While the dryer is convenient, rubbing and tumbling clothes together means abrasions to the fabric which result in small bits of fiber being dislodged.
This fiber, circulated around via warm air movement, gets trapped as lint in a filter. The lint filter after a load or two of clothes can be a patchwork and kaleidoscope of colors and designs. And the lint trap must be cleaned out fairly often lest it clog up the whole works.
Now you have an understanding of the basic premise behind this week’s column. It is bits and pieces of various thoughts, facts and opinions that have rubbed up against one another and must be shared before they clog the creative juices from flowing at all.
Besides I needed to clear off the scraps of notes clogging my desk and collecting in the office as if it were flypaper.
•If “he isn’t” is a valid contraction of “he is not,” and “they aren’t” means “they are not,” what’s wrong, one might ask, with “I amn’t?”
•Humanists maintain that nothing exists in the universe that doesn’t provide some benefit, however minuscule, to mankind; but political commercials, hemorrhoids, and reality(?) TV as possible exceptions.
•Definition of maturity: The ability to cope with anything and everything present and unpleasant in our lives that is impossible for us to either evade or change.
•What’s in a name?

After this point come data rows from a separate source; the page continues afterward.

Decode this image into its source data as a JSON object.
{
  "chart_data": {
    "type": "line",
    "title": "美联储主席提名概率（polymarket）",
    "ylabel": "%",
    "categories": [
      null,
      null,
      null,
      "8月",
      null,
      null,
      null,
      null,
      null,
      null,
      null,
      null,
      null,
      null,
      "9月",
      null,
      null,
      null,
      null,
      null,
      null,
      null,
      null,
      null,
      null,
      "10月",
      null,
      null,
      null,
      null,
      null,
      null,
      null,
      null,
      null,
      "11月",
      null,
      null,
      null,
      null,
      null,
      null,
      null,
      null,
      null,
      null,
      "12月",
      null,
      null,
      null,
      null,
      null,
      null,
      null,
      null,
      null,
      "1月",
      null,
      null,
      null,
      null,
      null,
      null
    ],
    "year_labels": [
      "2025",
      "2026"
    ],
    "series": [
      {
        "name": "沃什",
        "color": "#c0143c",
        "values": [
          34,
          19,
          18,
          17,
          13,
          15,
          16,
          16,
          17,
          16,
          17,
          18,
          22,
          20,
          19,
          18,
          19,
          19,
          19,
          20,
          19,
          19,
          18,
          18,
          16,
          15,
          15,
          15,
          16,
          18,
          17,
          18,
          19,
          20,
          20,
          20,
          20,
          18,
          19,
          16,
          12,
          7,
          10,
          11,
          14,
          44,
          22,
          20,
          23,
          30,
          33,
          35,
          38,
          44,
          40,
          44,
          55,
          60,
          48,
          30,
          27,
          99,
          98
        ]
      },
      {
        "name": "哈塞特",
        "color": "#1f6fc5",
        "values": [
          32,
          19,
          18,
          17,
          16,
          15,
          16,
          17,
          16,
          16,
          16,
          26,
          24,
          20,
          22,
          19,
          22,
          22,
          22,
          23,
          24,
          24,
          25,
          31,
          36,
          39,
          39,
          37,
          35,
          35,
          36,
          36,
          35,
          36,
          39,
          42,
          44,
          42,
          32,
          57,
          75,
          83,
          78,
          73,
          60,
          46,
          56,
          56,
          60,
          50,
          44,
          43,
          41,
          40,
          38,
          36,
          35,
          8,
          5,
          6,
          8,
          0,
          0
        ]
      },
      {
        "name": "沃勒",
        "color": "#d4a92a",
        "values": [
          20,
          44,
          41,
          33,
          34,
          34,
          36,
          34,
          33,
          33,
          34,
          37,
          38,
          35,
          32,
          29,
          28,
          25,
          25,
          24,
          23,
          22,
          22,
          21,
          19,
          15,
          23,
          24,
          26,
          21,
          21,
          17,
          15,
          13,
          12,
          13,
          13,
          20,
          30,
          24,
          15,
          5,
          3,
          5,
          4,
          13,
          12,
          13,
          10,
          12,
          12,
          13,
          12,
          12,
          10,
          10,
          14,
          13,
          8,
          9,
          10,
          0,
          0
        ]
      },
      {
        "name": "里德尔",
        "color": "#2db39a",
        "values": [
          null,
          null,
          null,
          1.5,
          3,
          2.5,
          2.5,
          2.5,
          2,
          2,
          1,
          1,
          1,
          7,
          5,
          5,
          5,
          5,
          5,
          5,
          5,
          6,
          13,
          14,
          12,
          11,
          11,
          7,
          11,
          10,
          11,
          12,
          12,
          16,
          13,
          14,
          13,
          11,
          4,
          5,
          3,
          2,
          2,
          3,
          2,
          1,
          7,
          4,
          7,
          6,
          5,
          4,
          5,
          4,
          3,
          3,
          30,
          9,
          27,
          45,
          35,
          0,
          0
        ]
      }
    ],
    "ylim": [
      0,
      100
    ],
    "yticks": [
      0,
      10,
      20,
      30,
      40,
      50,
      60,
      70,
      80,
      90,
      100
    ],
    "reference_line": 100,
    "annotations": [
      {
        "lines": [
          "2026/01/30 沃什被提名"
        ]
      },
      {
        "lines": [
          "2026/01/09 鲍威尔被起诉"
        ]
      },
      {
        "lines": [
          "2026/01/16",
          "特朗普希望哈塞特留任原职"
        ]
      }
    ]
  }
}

One of the more effective programs for physical conditioning is a combination of fast and slow running or walking which is called “fartlek” (I kid you not, check it out on Google). It is disappointing that it is not an Olympic event. While many of my running friends may be aware of the conditioning method, they certainly would not fess up to doing it. It seems to have fallen out of both polite conversational favor and the dictionary. But I dare you to try discussing it with a straight face as you explain, “Wow, I am really feeling more healthy since I have started to fartlek.”
•Speaking of names, a peanut isn’t a nut – it’s a legume; a firefly is a beetle, both prairie dogs and guinea pigs are rodents, catgut comes from sheep, and an English horn is neither English nor a horn; it’s an alto oboe from France.
•A prayer for those in despair: “Dear God, you made me what I am. Please help me to become whatever you want me to be.”
•Great quote from the late Arthur Godfrey: “I’m proud to pay taxes in the United States; the only thing is, I could be just as proud for half the money.”
•Never get into an argument with a pig-headed moron. After a brief exchange, people overhearing you will be unable to discern a difference.
•Old age is when almost everything hurts—and what doesn’t hurt doesn’t work nearly as well as it used to assuming it works at all.
•When someone says, “to be perfectly honest with you,” what does that imply about what they have said previously?
•Something I didnπt learn in Mr. Bard’s high school algebra class but betcha didn’t know that 111,111,111 times 111,111,111 = 12,345,678,987,654,321. (Most calculators wonπt register that high so to confirm the answer check the math with a paper and pencil. It’ll be a good mental exercise. I suppose the process could be called a brain fartlek.
That pretty much clears the lint trap.